¿Ya tengo que emitir facturas electrónicas a mis clientes empresa?
Todavía no. El Real Decreto 238/2026, de 25 de marzo, se publicó en el BOE núm. 79 del 31 de marzo de 2026 y entró en vigor el 20 de abril. Pero entrar en vigor y ser exigible no son lo mismo, y aquí la diferencia son años.
Su disposición final cuarta aplaza la aplicación efectiva de la norma. El reloj no arranca con la publicación del real decreto: arranca con la entrada en vigor de una orden ministerial de Hacienda que a 29 de julio de 2026 sigue sin publicarse en el BOE.
Dicho de otro modo: hoy puedes seguir emitiendo facturas en PDF a otras empresas sin incumplir nada. Lo que no conviene es planificar como si esto quedara lejos.
¿Cuándo empieza a contar mi plazo exactamente?
La disposición final cuarta fija dos fases, y las dos se cuentan «desde la entrada en vigor de la orden ministerial prevista en el apartado 1 de la disposición final tercera». Esa orden es la que regulará la solución pública de facturación electrónica que desarrollará la AEAT.

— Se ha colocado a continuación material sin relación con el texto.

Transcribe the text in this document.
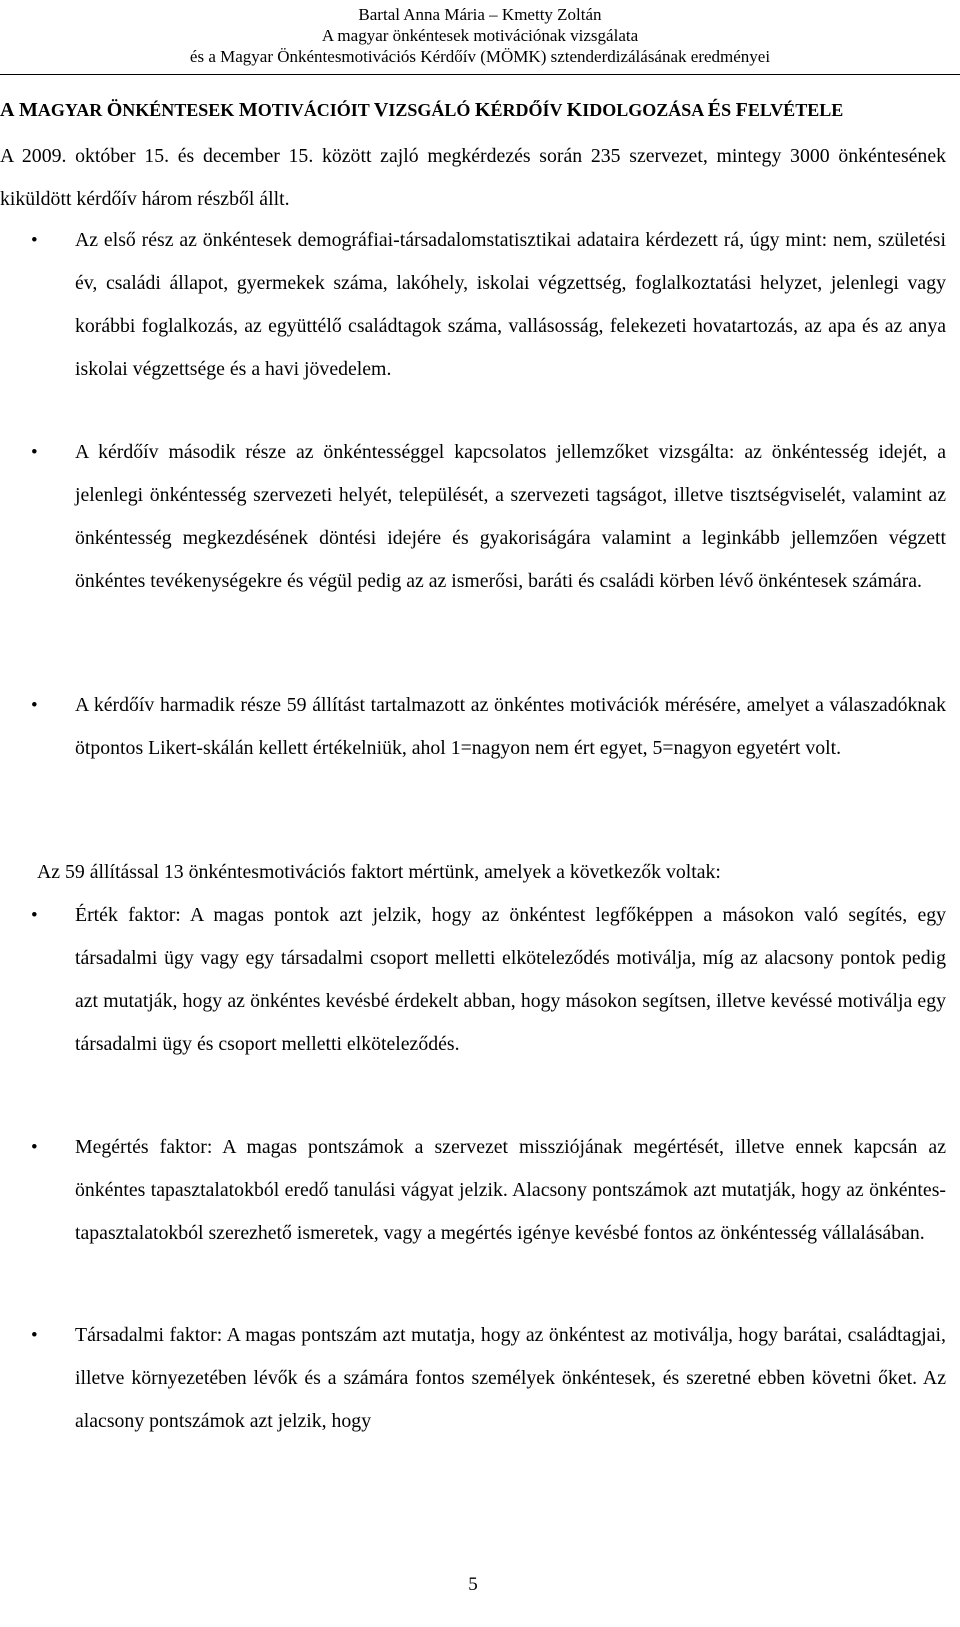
Bartal Anna Mária – Kmetty Zoltán
A magyar önkéntesek motivációnak vizsgálata
és a Magyar Önkéntesmotivációs Kérdőív (MÖMK) sztenderdizálásának eredményei
A MAGYAR ÖNKÉNTESEK MOTIVÁCIÓIT VIZSGÁLÓ KÉRDŐÍV KIDOLGOZÁSA ÉS FELVÉTELE
A 2009. október 15. és december 15. között zajló megkérdezés során 235 szervezet, mintegy 3000 önkéntesének kiküldött kérdőív három részből állt.
• Az első rész az önkéntesek demográfiai-társadalomstatisztikai adataira kérdezett rá, úgy mint: nem, születési év, családi állapot, gyermekek száma, lakóhely, iskolai végzettség, foglalkoztatási helyzet, jelenlegi vagy korábbi foglalkozás, az együttélő családtagok száma, vallásosság, felekezeti hovatartozás, az apa és az anya iskolai végzettsége és a havi jövedelem.
• A kérdőív második része az önkéntességgel kapcsolatos jellemzőket vizsgálta: az önkéntesség idejét, a jelenlegi önkéntesség szervezeti helyét, települését, a szervezeti tagságot, illetve tisztségviselét, valamint az önkéntesség megkezdésének döntési idejére és gyakoriságára valamint a leginkább jellemzően végzett önkéntes tevékenységekre és végül pedig az az ismerősi, baráti és családi körben lévő önkéntesek számára.
• A kérdőív harmadik része 59 állítást tartalmazott az önkéntes motivációk mérésére, amelyet a válaszadóknak ötpontos Likert-skálán kellett értékelniük, ahol 1=nagyon nem ért egyet, 5=nagyon egyetért volt.
Az 59 állítással 13 önkéntesmotivációs faktort mértünk, amelyek a következők voltak:
• Érték faktor: A magas pontok azt jelzik, hogy az önkéntest legfőképpen a másokon való segítés, egy társadalmi ügy vagy egy társadalmi csoport melletti elköteleződés motiválja, míg az alacsony pontok pedig azt mutatják, hogy az önkéntes kevésbé érdekelt abban, hogy másokon segítsen, illetve kevéssé motiválja egy társadalmi ügy és csoport melletti elköteleződés.
• Megértés faktor: A magas pontszámok a szervezet missziójának megértését, illetve ennek kapcsán az önkéntes tapasztalatokból eredő tanulási vágyat jelzik. Alacsony pontszámok azt mutatják, hogy az önkéntes-tapasztalatokból szerezhető ismeretek, vagy a megértés igénye kevésbé fontos az önkéntesség vállalásában.
• Társadalmi faktor: A magas pontszám azt mutatja, hogy az önkéntest az motiválja, hogy barátai, családtagjai, illetve környezetében lévők és a számára fontos személyek önkéntesek, és szeretné ebben követni őket. Az alacsony pontszámok azt jelzik, hogy
5
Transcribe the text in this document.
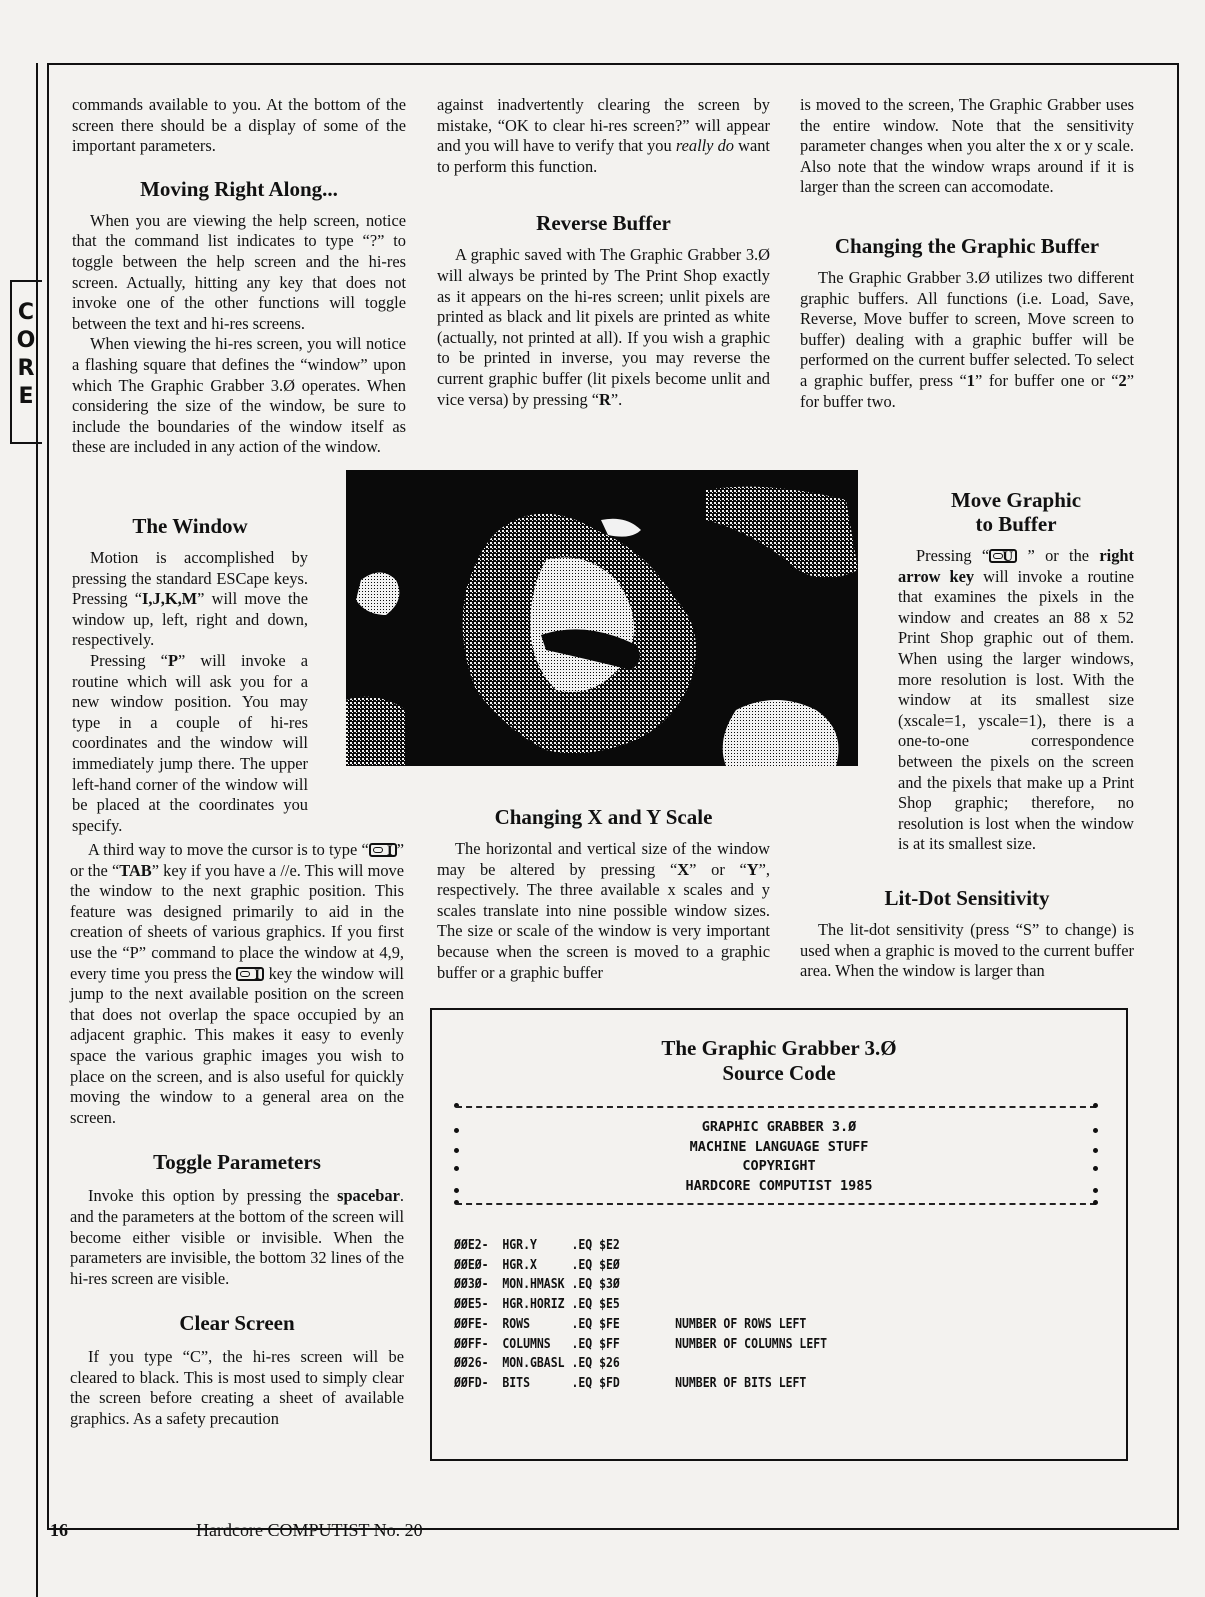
C
O
R
E

commands available to you. At the bottom of the screen there should be a display of some of the important parameters.

Moving Right Along...

When you are viewing the help screen, notice that the command list indicates to type “?” to toggle between the help screen and the hi-res screen. Actually, hitting any key that does not invoke one of the other functions will toggle between the text and hi-res screens.

When viewing the hi-res screen, you will notice a flashing square that defines the “window” upon which The Graphic Grabber 3.Ø operates. When considering the size of the window, be sure to include the boundaries of the window itself as these are included in any action of the window.

The Window

Motion is accomplished by pressing the standard ESCape keys. Pressing “I,J,K,M” will move the window up, left, right and down, respectively.

Pressing “P” will invoke a routine which will ask you for a new window position. You may type in a couple of hi-res coordinates and the window will immediately jump there. The upper left-hand corner of the window will be placed at the coordinates you specify.

A third way to move the cursor is to type “	I ” or the “TAB” key if you have a //e. This will move the window to the next graphic position. This feature was designed primarily to aid in the creation of sheets of various graphics. If you first use the “P” command to place the window at 4,9, every time you press the	I key the window will jump to the next available position on the screen that does not overlap the space occupied by an adjacent graphic. This makes it easy to evenly space the various graphic images you wish to place on the screen, and is also useful for quickly moving the window to a general area on the screen.

Toggle Parameters

Invoke this option by pressing the spacebar. and the parameters at the bottom of the screen will become either visible or invisible. When the parameters are invisible, the bottom 32 lines of the hi-res screen are visible.

Clear Screen

If you type “C”, the hi-res screen will be cleared to black. This is most used to simply clear the screen before creating a sheet of available graphics. As a safety precaution

against inadvertently clearing the screen by mistake, “OK to clear hi-res screen?” will appear and you will have to verify that you really do want to perform this function.

Reverse Buffer

A graphic saved with The Graphic Grabber 3.Ø will always be printed by The Print Shop exactly as it appears on the hi-res screen; unlit pixels are printed as black and lit pixels are printed as white (actually, not printed at all). If you wish a graphic to be printed in inverse, you may reverse the current graphic buffer (lit pixels become unlit and vice versa) by pressing “R”.

Changing X and Y Scale

The horizontal and vertical size of the window may be altered by pressing “X” or “Y”, respectively. The three available x scales and y scales translate into nine possible window sizes. The size or scale of the window is very important because when the screen is moved to a graphic buffer or a graphic buffer

is moved to the screen, The Graphic Grabber uses the entire window. Note that the sensitivity parameter changes when you alter the x or y scale. Also note that the window wraps around if it is larger than the screen can accomodate.

Changing the Graphic Buffer

The Graphic Grabber 3.Ø utilizes two different graphic buffers. All functions (i.e. Load, Save, Reverse, Move buffer to screen, Move screen to buffer) dealing with a graphic buffer will be performed on the current buffer selected. To select a graphic buffer, press “1” for buffer one or “2” for buffer two.

Move Graphic
to Buffer

Pressing “ U ” or the right arrow key will invoke a routine that examines the pixels in the window and creates an 88 x 52 Print Shop graphic out of them. When using the larger windows, more resolution is lost. With the window at its smallest size (xscale=1, yscale=1), there is a one-to-one correspondence between the pixels on the screen and the pixels that make up a Print Shop graphic; therefore, no resolution is lost when the window is at its smallest size.

Lit-Dot Sensitivity

The lit-dot sensitivity (press “S” to change) is used when a graphic is moved to the current buffer area. When the window is larger than

The Graphic Grabber 3.Ø
Source Code
GRAPHIC GRABBER 3.Ø
MACHINE LANGUAGE STUFF
COPYRIGHT
HARDCORE COMPUTIST 1985
ØØE2-  HGR.Y     .EQ $E2
ØØEØ-  HGR.X     .EQ $EØ
ØØ3Ø-  MON.HMASK .EQ $3Ø
ØØE5-  HGR.HORIZ .EQ $E5
ØØFE-  ROWS      .EQ $FE        NUMBER OF ROWS LEFT
ØØFF-  COLUMNS   .EQ $FF        NUMBER OF COLUMNS LEFT
ØØ26-  MON.GBASL .EQ $26
ØØFD-  BITS      .EQ $FD        NUMBER OF BITS LEFT
16	Hardcore COMPUTIST No. 20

| Quién eres | Desde cuándo te obliga |
|---|---|
| Volumen de operaciones superior a 8 millones de euros en el año natural anterior | 12 meses después de la entrada en vigor de la orden ministerial |
| El resto de empresarios y profesionales | 24 meses después de esa misma fecha |
| Subcontratistas del sector público que hoy usan FACeB2B | Plazo máximo de 24 meses para adaptarse (disposición transitoria primera) |
El proyecto de esa orden se sometió a audiencia e información pública el 17 de abril de 2026. Su disposición final única fija la entrada en vigor el 1 de octubre de 2026 y dice expresamente que con ella «se dará inicio al cómputo de los plazos».
Si la orden se aprueba tal y como está redactada, las fechas serían el 1 de octubre de 2027 para quien supere los 8 millones y el 1 de octubre de 2028 para el resto. Conviene subrayar el condicional: mientras sea un proyecto en trámite, esas dos fechas son una previsión razonable, no una obligación en vigor. Cualquiera que te las venda como cerradas se está adelantando al BOE.
Los 8 millones, ¿son mi facturación?
Casi, pero el matiz importa. La norma no habla de «facturación» sino de volumen de operaciones calculado conforme al artículo 121 de la Ley 37/1992 del IVA, y lo mide sobre el año natural inmediato anterior.
Para la inmensa mayoría de pymes y autónomos de Castilla y León esto se resuelve rápido: estás en el segundo grupo, el de los 24 meses. El umbral solo separa a las empresas grandes del resto, no crea tramos intermedios.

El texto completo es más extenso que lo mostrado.